The minimum degree of minimal 2-extendable claw-free graphs
Jing Guo, Fuliang Lu, Heping Zhang
TL;DR
The paper investigates the minimum degree of minimal $2$-extendable claw-free graphs, building on prior results for general and $1$-extendable cases. It leverages the Tutte-type minimal $k$-extendable graph characterization of Anunchuen and Caccetta and a detailed analysis of edge-termination structures, including $5$-vertex cuts and odd components, to rule out the possibility of $\delta(G)\ge 6$. The main finding is that a minimal $2$-extendable claw-free graph must satisfy $\delta(G)\in\{4,5\}$, thereby refining the understanding of extendability within claw-free graphs and aligning with a broader conjectured pattern for minimal $k$-extendable claw-free graphs.
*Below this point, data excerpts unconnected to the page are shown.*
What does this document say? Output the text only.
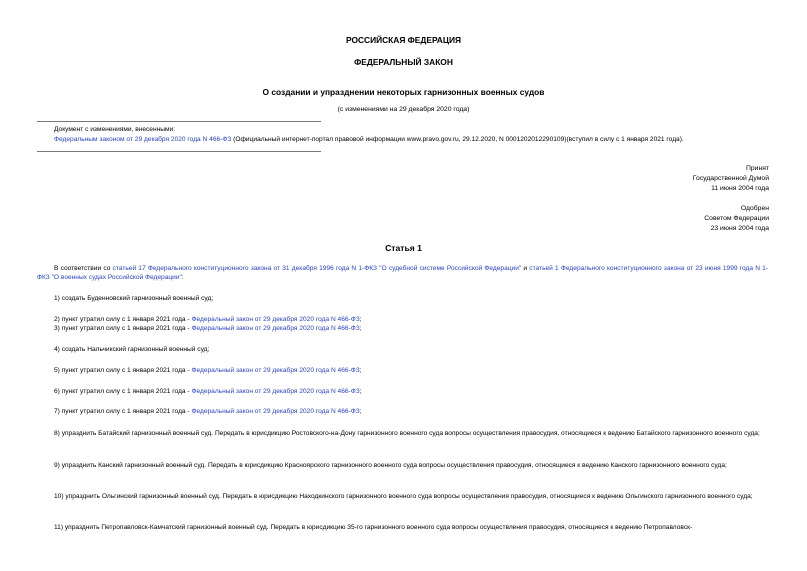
РОССИЙСКАЯ ФЕДЕРАЦИЯ
ФЕДЕРАЛЬНЫЙ ЗАКОН
О создании и упразднении некоторых гарнизонных военных судов
(с изменениями на 29 декабря 2020 года)
Документ с изменениями, внесенными:
Федеральным законом от 29 декабря 2020 года N 466-ФЗ (Официальный интернет-портал правовой информации www.pravo.gov.ru, 29.12.2020, N 0001202012290109)(вступил в силу с 1 января 2021 года).
Принят
Государственной Думой
11 июня 2004 года
Одобрен
Советом Федерации
23 июня 2004 года
Статья 1
В соответствии со статьей 17 Федерального конституционного закона от 31 декабря 1996 года N 1-ФКЗ "О судебной системе Российской Федерации" и статьей 1 Федерального конституционного закона от 23 июня 1999 года N 1-ФКЗ "О военных судах Российской Федерации":
1) создать Буденновский гарнизонный военный суд;
2) пункт утратил силу с 1 января 2021 года - Федеральный закон от 29 декабря 2020 года N 466-ФЗ;
3) пункт утратил силу с 1 января 2021 года - Федеральный закон от 29 декабря 2020 года N 466-ФЗ;
4) создать Нальчикский гарнизонный военный суд;
5) пункт утратил силу с 1 января 2021 года - Федеральный закон от 29 декабря 2020 года N 466-ФЗ;
6) пункт утратил силу с 1 января 2021 года - Федеральный закон от 29 декабря 2020 года N 466-ФЗ;
7) пункт утратил силу с 1 января 2021 года - Федеральный закон от 29 декабря 2020 года N 466-ФЗ;
8) упразднить Батайский гарнизонный военный суд. Передать в юрисдикцию Ростовского-на-Дону гарнизонного военного суда вопросы осуществления правосудия, относящиеся к ведению Батайского гарнизонного военного суда;
9) упразднить Канский гарнизонный военный суд. Передать в юрисдикцию Красноярского гарнизонного военного суда вопросы осуществления правосудия, относящиеся к ведению Канского гарнизонного военного суда;
10) упразднить Ольгинский гарнизонный военный суд. Передать в юрисдикцию Находкинского гарнизонного военного суда вопросы осуществления правосудия, относящиеся к ведению Ольгинского гарнизонного военного суда;
11) упразднить Петропавловск-Камчатский гарнизонный военный суд. Передать в юрисдикцию 35-го гарнизонного военного суда вопросы осуществления правосудия, относящиеся к ведению Петропавловск-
The results contribute to the structural theory of matchings in claw-free graphs and may inform related decomposition and extremal results in matching theory.
Abstract
A connected graph $G$ with a perfect matching is said to be $k$-extendable for integers $k$, $1 \leq k\leq \frac{|V(G)|}{2}-1$, if any matching in $G$ of size $k$ is contained in a perfect matching of $G$. A $k$-extendable graph is minimal if the deletion of any edge results in a graph that is not $k$-extendable. In 1994, Plummer proved that every $k$-extendable claw-free graph has minimum degree at least $2k$. Recently, He et al. showed that every minimal 1-extendable graph has minimum degree 2 or 3. In this paper, we prove that the minimum degree of a minimal 2-extendable claw-free graph is either $4$ or $5$.